La nature. Il la regarde le jour et la peint la nuit à la lueur de lumières artificielles, une musique de jazz comme levain à son inspiration. "Cette musique colle bien à ma manière de travailler, il y a là aussi un peu d’improvisation". Juste un peu car la technique de cet artiste n’est pas celle du néophyte. Tout est construit, équilibré, pesé même s’il ne sait pas vraiment quand il commence un tableau, ce qu’il va peindre. "Quand je peins, je suis mes émotions" dit-il. Des émotions minérales comme ces cristaux de roche, ces stalactites, pures comme ce peuple du Mali, les Dogons avec lequel il a passé quelques mois au cours d’une expédition. ’"Une expérience formidable qui m’a beaucoup marqué, beaucoup inspiré" se souvient-il. On s’en doute lorsque l’on s’attarde sur les étranges figures de fer sculpté qu’il a façonné. Des visages acérés, effrayants, semblables à ces masques africains. Mais il ne se reconnaît pas comme primitif, il se classe comme très expressionniste : "tout ce que je peins, vient de mon amour de la nature. Je ne vois pas que les formes.

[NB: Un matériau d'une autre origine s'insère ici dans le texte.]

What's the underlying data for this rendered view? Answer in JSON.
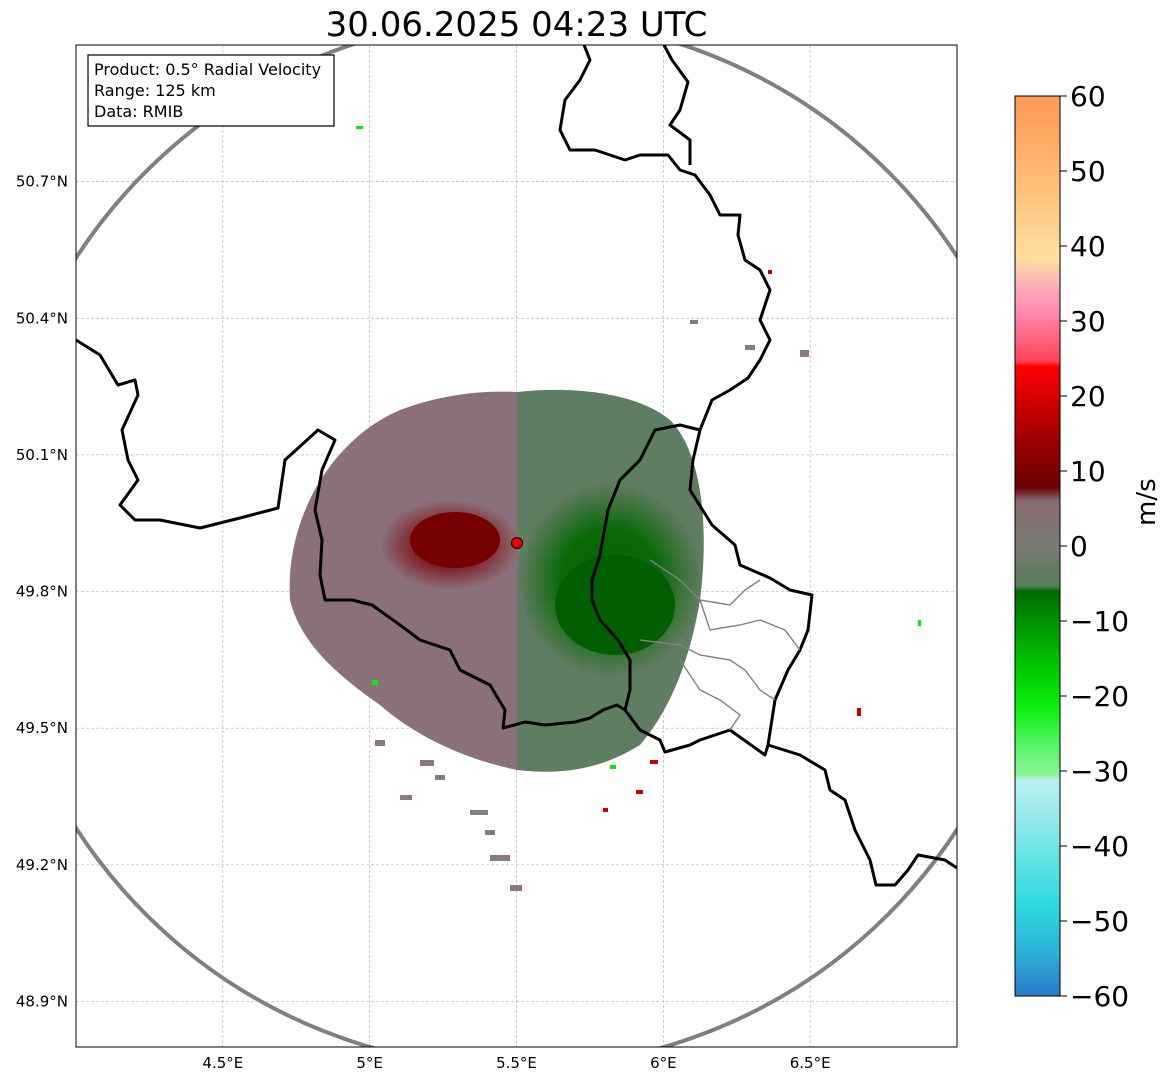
{
  "title": "30.06.2025 04:23 UTC",
  "info_box": {
    "product": "Product: 0.5° Radial Velocity",
    "range": "Range: 125 km",
    "data": "Data: RMIB"
  },
  "axes": {
    "lat_ticks": [
      "50.7°N",
      "50.4°N",
      "50.1°N",
      "49.8°N",
      "49.5°N",
      "49.2°N",
      "48.9°N"
    ],
    "lon_ticks": [
      "4.5°E",
      "5°E",
      "5.5°E",
      "6°E",
      "6.5°E"
    ],
    "lat_range": [
      48.8,
      51.0
    ],
    "lon_range": [
      4.0,
      7.0
    ],
    "gridlines": true
  },
  "radar": {
    "lon": 5.505,
    "lat": 49.915,
    "range_km": 125
  },
  "colorbar": {
    "label": "m/s",
    "ticks": [
      "60",
      "50",
      "40",
      "30",
      "20",
      "10",
      "0",
      "−10",
      "−20",
      "−30",
      "−40",
      "−50",
      "−60"
    ],
    "range": [
      -60,
      60
    ],
    "colors": {
      "far_positive": "#ff9955",
      "positive": "#e00000",
      "weak_positive": "#7a0000",
      "near_zero": "#8a6f78",
      "weak_negative": "#5d7a5d",
      "negative": "#006400",
      "strong_negative": "#00dd00",
      "very_strong_negative": "#2ed5e0",
      "far_negative": "#2878c8"
    }
  }
}
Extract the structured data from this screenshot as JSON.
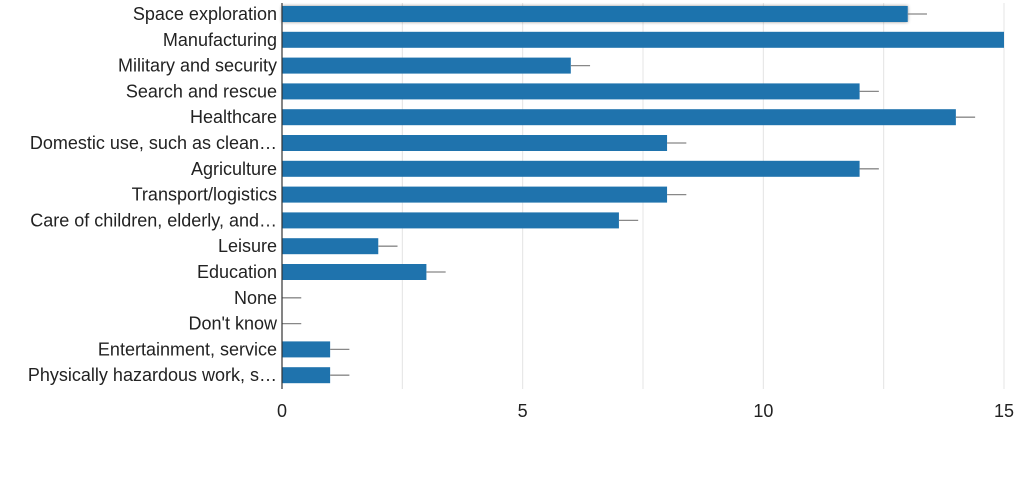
{
  "chart_data": {
    "type": "bar",
    "orientation": "horizontal",
    "categories": [
      "Space exploration",
      "Manufacturing",
      "Military and security",
      "Search and rescue",
      "Healthcare",
      "Domestic use, such as clean…",
      "Agriculture",
      "Transport/logistics",
      "Care of children, elderly, and…",
      "Leisure",
      "Education",
      "None",
      "Don't know",
      "Entertainment, service",
      "Physically hazardous work, s…"
    ],
    "values": [
      13,
      15,
      6,
      12,
      14,
      8,
      12,
      8,
      7,
      2,
      3,
      0,
      0,
      1,
      1
    ],
    "error_plus": [
      0.4,
      0,
      0.4,
      0.4,
      0.4,
      0.4,
      0.4,
      0.4,
      0.4,
      0.4,
      0.4,
      0.4,
      0.4,
      0.4,
      0.4
    ],
    "xlim": [
      0,
      15
    ],
    "xticks": [
      0,
      5,
      10,
      15
    ],
    "gridlines": [
      2.5,
      5,
      7.5,
      10,
      12.5,
      15
    ],
    "title": "",
    "xlabel": "",
    "ylabel": "",
    "highlighted_index": 0,
    "colors": {
      "bar": "#1f73ad",
      "error_bar": "#888888",
      "grid": "#e4e4e4",
      "axis": "#333333"
    }
  }
}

Dans un pétale de fleur, il y a tout un monde merveilleux, extraordinaire". Ce monde qu’il traduit dans ses toiles aux formes empilées où l’imaginaire du spectateur doit creuser son chemin. Toute interprétation est possible. D’ailleurs il ne donne pas de titre à ses toiles. "C’est à chacun de lui en trouver un. Il arrive que l’on me montre des choses dans mes tableaux que je n’ai pas vues moi-même" précise-t-il avec malice.

Les seuls noms qu’ils donnent, il les réserve aux escargots et aux grenouilles qui peuplent son jardin.

Une chronique de Jean-Luc Gironde.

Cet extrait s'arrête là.